Even if your expenses are $30,000, the CRA doesn’t care — you still owe $9,000 unless you elect otherwise

This system is harsh — but deliberate. It ensures that tax is collected at the source, protecting the CRA from the risk of chasing non-residents internationally for unpaid tax.

Who Withholds and Remits the Tax?

The CRA requires either your:

Tenant, or

Canadian agent/property manager

to withhold 25% of the rent and send it directly to the government each month. If they don’t, they can be held personally liable for the missing tax, plus penalties and interest.

Many tenants don’t realize this responsibility exists.
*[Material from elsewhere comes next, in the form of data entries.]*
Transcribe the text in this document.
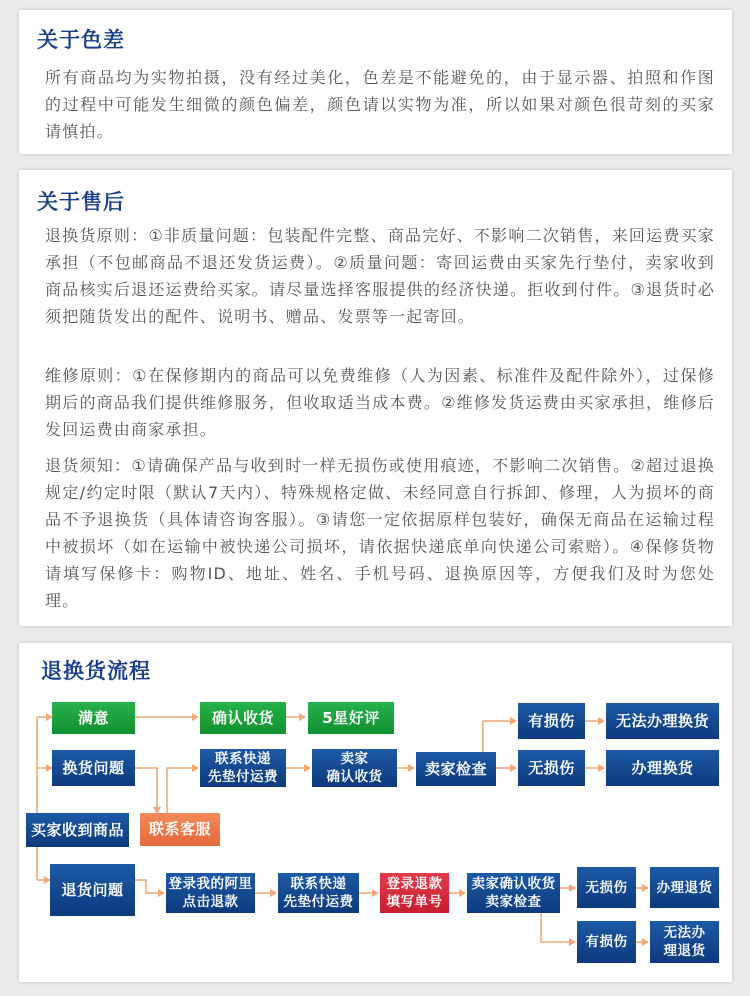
关于色差
所有商品均为实物拍摄，没有经过美化，色差是不能避免的，由于显示器、拍照和作图的过程中可能发生细微的颜色偏差，颜色请以实物为准，所以如果对颜色很苛刻的买家请慎拍。
关于售后
退换货原则：①非质量问题：包装配件完整、商品完好、不影响二次销售，来回运费买家承担（不包邮商品不退还发货运费）。②质量问题：寄回运费由买家先行垫付，卖家收到商品核实后退还运费给买家。请尽量选择客服提供的经济快递。拒收到付件。③退货时必须把随货发出的配件、说明书、赠品、发票等一起寄回。
维修原则：①在保修期内的商品可以免费维修（人为因素、标准件及配件除外），过保修期后的商品我们提供维修服务，但收取适当成本费。②维修发货运费由买家承担，维修后发回运费由商家承担。
退货须知：①请确保产品与收到时一样无损伤或使用痕迹，不影响二次销售。②超过退换规定/约定时限（默认7天内）、特殊规格定做、未经同意自行拆卸、修理，人为损坏的商品不予退换货（具体请咨询客服）。③请您一定依据原样包装好，确保无商品在运输过程中被损坏（如在运输中被快递公司损坏，请依据快递底单向快递公司索赔）。④保修货物请填写保修卡：购物ID、地址、姓名、手机号码、退换原因等，方便我们及时为您处理。
退换货流程
买家收到商品
满意	确认收货	5星好评
换货问题
联系客服
联系快递
先垫付运费
卖家
确认收货	卖家检查
有损伤	无法办理换货
无损伤	办理换货
退货问题	登录我的阿里
点击退款
联系快递
先垫付运费
登录退款
填写单号
卖家确认收货
卖家检查
无损伤	办理退货
有损伤
无法办
理退货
That’s why working with a knowledgeable property manager is essential.

What Happens If You Do Nothing?

If you:

Don’t file the NR6 form

Don’t elect under Section 216

Don’t submit a non-resident tax return

Then the CRA keeps the full 25% tax — with no refunds, no deductions, and no flexibility.

That means you’re treated as if every dollar of rent you collect is pure profit. It doesn’t matter how much you paid in mortgage interest, insurance, property taxes, or condo fees — none of it counts.

How to Opt Out of the Default

To avoid this automatic gross rent taxation, you need to:

File an NR6 form to reduce monthly withholding based on estimated net income

File a Section 216 tax return to report your actual rental profit/loss and claim expenses

Provide documentation (e.g., T776, receipts) to support your deductions

This process puts you in control. Instead of having the CRA withhold blindly, you base your tax on what you actually earned.